Previously, we used NDVI trendlines as a predictor of plant and harvest dates. We updated our methodology to estimate planting and harvest dates, which is an important determinant for running the DNDC model for emissions quantification. The new methodology uses advanced machine learning algorithms on top of our remote sensing data to estimate planting and harvest dates more precisely. The ML based approach increases the accuracy of our planting and harvest date determinations, which, in turn, increases the accuracy of our GHG estimates.

We also now able to detect more crops: 

  • Flax 
  • Peanut
  • Dry beans
  • Chickpeas
  • Durum wheat
  • Lentils

Green Cover

With this data update, we introduced the Green Cover metrics which will replace the Living Root metric and will provide a better understanding of cover crop potential in the supply shed. The goal of this KPI is to enable a view of greenness intensity during non-commodity periods within a supply shed over time.  

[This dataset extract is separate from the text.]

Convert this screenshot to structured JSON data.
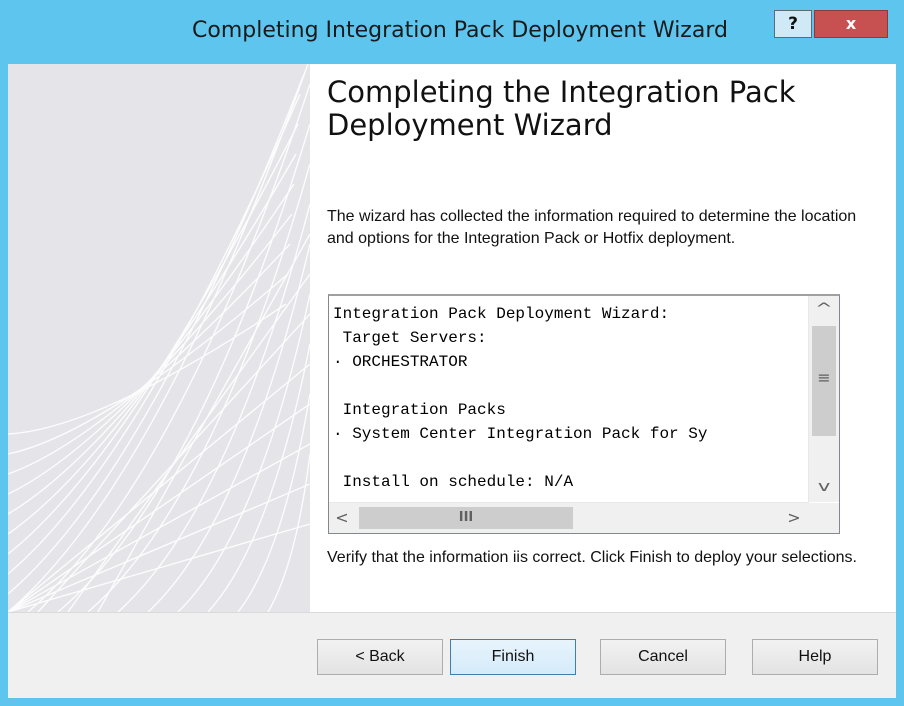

Regrow uses an established remote sensing index, the Normalized Difference Vegetation Index, to estimate the greenness of a field during the non-commodity period.  The NDVI increases from 0 to 1 as the chlorophyll or photosynthetic potential (aka greenness) increases in the vegetation being observed. For every field we calculate the monthly maximum NDVI during the non-commodity period (from the harvest of the previous crop to the planting of the next crop). The average of those monthly maximum values across the non-commodity period is then used to place that field into one of the four categories.

The NDVI bins applied here are: 

 

NDVI 

Category

0.0 - 0.3

No green cover

0.3 - 0.4

Low green cover

0.4 - 0.5

Moderate green cover

0.5 - 1.0

High green cover

 

These categories are calculated using the same NDVI values that inform our cover crop classification process.  The categories also share similar NDVI thresholds so the acres of cover crop and no cover crop will correlate with acres in the high green cover and no green cover categories.  Whereas all acres in the high green cover category will count as acres with a cover crop and all acres in the no green cover category will count as no cover crop acres, acres in the low or medium cover categories may be counted as cover crop, but only if they meet regional NDVI thresholds that vary from year to year. For more detail, take a look at the details related to our Cover Crop metric.

Yield

While NASS no longer provides county-level yield data for each year as of 2024, Regrow 2024 yield data is modeled from NASS state-level yield data in counties where NASS previously reported county-level yield data. By modeling 2024 yield data at a county level we are able to continue reporting county level yield where data was historically available. Predicted county-level yield is more granular and reliable than using state-level yields for all counties.

 

Bug fixes & infrastructure updates

Two bug fixes and updates were introduced to the Sustainability Insights application, on top of the MonitorML updates.

1. When aggregating certain KPIs across subregions up to the supply-shed level using a weighted average approach, Sustainability Insights was using an area-based weight, which is now updated to a yield-based weight, where appropriate.

2. For programs with overlapping subregions, which was limited in scope, some double-counting of acres (crop acres, cover crop acres, tillage acres) was occurring, which is now fixed.